OpenGadget3 on GPUs with OpenACC

Applicant

Dr. Klaus Dolag
Universitäts-Sternwarte München
Scheinerstr. 1 D-81679 München

Project Summary

OpenGadget3 is a fully OpenMP/MPI parallelized version of the cosmological code P-Gadget3 which in its different versions is among the most often used codes for performing cosmological simulations within the astrophysics community worldwide. It allows to follow a large number of physical processes (like gravity, magneto-hydrodynamics, transport processes, sink particles and sub-grid models to follow chemical networks, stellar evolution, treatment of supermassive black holes and many more), all needed to successfully describe the formation of cosmological structures and the galaxies within. The currently largest simulation (Box0 from the Magneticum project) was following more than 10¹¹ resolution elements, employing a full hybrid MPI/OpenMP implementation, using 172032 tasks on SuperMUC-II (LRZ). Enabling such complex, highly optimized code for GPU/Accelerators places a major challenge on the algorithmic and implementation side, as this can be only done in a hybrid way, where GPU/Accelerators are added as a further level of parallelization. Figure 1 shows a pseudo code for the gravity part of the code, highlighting this challenge of coupling a massive MPI/OpenMP hybrid algorithm to GPU/Accelerators.

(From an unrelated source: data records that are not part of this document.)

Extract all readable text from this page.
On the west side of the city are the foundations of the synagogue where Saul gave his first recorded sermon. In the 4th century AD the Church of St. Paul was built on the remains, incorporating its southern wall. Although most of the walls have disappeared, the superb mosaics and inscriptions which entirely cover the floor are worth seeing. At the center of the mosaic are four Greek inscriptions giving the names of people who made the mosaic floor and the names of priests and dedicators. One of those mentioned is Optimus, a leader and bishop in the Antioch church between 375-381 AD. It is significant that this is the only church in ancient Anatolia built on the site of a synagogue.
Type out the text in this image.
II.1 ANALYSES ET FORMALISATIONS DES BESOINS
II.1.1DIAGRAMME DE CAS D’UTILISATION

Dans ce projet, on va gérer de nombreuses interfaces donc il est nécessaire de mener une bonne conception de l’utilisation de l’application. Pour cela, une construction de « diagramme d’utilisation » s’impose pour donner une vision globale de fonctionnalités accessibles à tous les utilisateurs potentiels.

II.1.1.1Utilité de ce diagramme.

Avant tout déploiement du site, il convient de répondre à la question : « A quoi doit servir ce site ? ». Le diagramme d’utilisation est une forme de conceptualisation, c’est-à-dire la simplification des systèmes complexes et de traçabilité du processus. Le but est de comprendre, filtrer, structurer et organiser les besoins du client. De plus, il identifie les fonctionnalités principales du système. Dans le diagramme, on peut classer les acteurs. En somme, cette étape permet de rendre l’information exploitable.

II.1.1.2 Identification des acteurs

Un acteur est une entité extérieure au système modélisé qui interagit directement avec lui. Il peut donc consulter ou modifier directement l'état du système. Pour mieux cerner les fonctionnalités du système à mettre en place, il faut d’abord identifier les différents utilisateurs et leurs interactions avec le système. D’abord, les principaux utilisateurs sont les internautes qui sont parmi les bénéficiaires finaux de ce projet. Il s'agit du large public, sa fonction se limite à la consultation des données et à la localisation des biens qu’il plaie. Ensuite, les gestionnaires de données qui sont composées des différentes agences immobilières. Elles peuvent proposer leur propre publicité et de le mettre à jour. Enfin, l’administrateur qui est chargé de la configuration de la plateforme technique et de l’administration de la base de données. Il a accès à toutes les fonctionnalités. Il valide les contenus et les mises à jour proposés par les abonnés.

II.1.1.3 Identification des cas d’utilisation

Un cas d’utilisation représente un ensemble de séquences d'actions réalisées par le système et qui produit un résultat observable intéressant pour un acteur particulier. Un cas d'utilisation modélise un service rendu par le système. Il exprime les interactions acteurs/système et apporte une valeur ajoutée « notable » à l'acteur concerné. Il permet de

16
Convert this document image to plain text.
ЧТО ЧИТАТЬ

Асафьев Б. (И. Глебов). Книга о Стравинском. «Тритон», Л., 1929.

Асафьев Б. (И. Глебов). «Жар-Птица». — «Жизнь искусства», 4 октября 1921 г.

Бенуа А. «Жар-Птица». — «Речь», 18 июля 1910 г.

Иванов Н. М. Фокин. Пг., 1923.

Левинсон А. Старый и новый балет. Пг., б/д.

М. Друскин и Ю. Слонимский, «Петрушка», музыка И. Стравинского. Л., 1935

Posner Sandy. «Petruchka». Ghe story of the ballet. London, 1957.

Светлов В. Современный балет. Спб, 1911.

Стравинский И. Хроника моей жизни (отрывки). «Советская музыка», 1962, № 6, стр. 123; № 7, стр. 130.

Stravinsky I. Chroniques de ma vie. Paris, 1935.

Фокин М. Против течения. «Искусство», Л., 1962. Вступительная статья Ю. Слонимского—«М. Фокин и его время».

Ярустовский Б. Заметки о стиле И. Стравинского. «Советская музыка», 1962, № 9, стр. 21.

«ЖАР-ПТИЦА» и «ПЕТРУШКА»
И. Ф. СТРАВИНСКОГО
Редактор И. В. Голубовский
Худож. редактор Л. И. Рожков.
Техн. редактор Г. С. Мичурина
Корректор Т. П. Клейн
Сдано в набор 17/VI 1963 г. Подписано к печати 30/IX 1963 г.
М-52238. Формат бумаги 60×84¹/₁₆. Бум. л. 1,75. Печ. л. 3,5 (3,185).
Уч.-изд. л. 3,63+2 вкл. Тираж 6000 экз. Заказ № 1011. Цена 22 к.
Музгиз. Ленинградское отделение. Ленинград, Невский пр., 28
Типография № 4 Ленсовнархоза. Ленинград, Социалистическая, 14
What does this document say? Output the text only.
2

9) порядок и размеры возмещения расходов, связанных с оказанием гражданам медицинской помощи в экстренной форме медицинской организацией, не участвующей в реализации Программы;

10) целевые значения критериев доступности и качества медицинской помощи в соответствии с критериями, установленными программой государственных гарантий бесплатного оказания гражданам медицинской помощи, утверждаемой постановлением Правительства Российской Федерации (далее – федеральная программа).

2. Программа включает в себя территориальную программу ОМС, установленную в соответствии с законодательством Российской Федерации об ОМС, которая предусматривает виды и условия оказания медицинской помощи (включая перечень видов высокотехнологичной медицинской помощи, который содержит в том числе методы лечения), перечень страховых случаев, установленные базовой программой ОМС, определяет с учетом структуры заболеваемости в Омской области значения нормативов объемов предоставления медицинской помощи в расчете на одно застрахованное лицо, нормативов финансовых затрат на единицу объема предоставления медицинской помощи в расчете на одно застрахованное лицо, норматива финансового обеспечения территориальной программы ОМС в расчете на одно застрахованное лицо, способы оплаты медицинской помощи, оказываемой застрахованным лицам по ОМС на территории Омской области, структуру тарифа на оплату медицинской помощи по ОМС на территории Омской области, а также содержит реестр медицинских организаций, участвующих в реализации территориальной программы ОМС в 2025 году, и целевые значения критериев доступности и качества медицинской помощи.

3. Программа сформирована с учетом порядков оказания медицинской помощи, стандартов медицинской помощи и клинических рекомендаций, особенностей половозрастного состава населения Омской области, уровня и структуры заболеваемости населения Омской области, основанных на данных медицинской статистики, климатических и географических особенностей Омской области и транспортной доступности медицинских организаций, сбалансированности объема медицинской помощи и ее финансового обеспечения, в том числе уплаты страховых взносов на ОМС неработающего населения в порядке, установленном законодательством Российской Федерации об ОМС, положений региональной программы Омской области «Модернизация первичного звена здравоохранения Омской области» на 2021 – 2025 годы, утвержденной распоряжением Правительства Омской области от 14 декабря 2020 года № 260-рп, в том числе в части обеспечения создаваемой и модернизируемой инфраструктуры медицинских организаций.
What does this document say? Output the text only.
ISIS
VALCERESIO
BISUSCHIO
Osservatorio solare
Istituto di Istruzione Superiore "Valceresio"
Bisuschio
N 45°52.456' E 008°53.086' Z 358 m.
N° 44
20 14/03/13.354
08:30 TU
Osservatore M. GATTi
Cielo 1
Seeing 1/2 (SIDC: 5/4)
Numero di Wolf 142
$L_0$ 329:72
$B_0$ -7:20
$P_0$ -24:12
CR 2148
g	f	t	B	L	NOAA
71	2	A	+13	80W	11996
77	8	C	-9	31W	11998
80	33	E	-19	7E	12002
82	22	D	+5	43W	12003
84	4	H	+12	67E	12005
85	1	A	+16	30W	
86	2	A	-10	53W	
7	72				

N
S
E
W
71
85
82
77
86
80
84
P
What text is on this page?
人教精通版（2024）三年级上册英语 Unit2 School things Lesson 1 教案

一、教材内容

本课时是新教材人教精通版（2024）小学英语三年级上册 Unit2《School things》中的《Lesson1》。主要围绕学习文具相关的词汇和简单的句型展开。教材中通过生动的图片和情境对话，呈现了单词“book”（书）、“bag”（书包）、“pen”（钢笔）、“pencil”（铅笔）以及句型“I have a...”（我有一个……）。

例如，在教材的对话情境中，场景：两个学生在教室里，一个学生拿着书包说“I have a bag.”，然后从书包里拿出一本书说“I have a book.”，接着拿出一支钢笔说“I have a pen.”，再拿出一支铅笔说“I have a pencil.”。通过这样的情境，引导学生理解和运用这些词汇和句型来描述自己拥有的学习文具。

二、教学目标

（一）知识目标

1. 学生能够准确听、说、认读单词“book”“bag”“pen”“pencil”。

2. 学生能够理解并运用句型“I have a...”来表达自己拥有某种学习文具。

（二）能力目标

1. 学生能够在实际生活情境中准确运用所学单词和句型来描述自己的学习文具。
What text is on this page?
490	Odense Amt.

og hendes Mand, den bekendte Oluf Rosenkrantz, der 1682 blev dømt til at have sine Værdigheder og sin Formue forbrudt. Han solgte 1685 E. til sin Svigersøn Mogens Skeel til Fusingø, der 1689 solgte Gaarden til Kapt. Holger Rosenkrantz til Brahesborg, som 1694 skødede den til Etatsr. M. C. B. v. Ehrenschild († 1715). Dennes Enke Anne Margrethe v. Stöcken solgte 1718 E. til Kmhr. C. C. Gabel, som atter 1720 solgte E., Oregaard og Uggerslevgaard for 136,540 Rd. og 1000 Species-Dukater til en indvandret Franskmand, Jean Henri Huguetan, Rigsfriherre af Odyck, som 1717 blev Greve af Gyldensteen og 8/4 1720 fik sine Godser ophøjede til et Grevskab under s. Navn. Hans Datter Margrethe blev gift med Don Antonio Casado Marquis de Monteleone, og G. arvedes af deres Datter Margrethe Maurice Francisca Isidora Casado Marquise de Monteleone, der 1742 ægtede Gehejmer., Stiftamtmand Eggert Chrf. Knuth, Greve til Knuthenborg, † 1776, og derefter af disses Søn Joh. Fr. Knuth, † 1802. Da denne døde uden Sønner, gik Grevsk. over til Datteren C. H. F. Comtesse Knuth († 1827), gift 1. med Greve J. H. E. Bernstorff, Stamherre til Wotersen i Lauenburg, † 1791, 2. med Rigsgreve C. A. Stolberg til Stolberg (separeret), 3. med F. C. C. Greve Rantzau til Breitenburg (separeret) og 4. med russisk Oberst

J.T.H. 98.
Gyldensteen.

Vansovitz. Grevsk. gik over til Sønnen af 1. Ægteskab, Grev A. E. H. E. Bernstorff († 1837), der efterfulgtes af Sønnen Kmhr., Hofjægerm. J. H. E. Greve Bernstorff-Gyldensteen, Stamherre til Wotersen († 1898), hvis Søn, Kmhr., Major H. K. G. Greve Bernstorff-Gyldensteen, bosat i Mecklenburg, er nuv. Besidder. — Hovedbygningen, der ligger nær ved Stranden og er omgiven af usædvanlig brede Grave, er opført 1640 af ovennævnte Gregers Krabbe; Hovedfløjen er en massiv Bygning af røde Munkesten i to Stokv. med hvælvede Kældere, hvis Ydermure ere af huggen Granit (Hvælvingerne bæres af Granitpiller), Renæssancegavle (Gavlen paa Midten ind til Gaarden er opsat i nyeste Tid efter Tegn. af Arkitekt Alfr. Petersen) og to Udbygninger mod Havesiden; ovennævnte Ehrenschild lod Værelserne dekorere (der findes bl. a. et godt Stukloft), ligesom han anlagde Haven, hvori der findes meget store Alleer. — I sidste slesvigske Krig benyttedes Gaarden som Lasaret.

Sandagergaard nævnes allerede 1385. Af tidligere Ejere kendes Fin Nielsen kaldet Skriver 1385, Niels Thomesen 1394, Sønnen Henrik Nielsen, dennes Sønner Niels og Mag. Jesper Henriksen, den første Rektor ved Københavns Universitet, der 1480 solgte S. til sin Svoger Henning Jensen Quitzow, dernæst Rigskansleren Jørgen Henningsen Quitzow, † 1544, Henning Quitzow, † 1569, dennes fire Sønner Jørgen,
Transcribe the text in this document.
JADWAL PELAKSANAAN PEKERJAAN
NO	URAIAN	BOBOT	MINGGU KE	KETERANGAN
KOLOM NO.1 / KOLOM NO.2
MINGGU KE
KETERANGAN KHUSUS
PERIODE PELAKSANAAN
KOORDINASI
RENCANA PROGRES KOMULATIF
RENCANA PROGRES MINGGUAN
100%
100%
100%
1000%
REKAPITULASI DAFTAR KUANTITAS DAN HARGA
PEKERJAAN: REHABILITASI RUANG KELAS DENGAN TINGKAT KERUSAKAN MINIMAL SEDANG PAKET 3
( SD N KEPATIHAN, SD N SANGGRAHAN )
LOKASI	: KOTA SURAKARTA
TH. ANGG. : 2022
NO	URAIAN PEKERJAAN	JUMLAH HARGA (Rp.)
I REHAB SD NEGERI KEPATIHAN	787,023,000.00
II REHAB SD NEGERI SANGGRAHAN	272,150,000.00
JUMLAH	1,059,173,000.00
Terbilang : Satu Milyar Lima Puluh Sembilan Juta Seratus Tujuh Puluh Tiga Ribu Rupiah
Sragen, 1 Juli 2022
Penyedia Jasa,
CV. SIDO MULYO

Within this KONWHIR-III project, we further developed an offloading scheme based on OpenACC transforming OpenGadget3 in a full hybrid, MPI/OpenMP/OpenACC code where GPU/accelerator and CPU are overlapping their different tasks. This scheme has several advantages. First, and most importantly, the various modules which treat the different physical processes and contain the work of dozens of PhD students had to be only changed minimally. Secondly, and also very important, we could keep one version of these modules, independently if they are compiled for running on CPU or GPU/Accelerators allowing for a maximum flexibility and causing a minimum of maintenance. This was achieved by carefully splitting the work into a local primary loop which can be unconditionally performed on GPU/Accelerator and a secondary loop, which filters only the parts which need MPI communication which is in parallel performed on the CPU. Communication between CPU and GPU is done explicitly and based on reduced data structure to foster fast transfer of large blocks of data. This concept has been proven to work in the gravity, hydrodynamic and transport modules and we demonstrated that we could get a total speedup of factor 2-3 for a whole simulation, even in case of optimizations like adaptive time-stepping and small number of active particles on the smallest time-bin.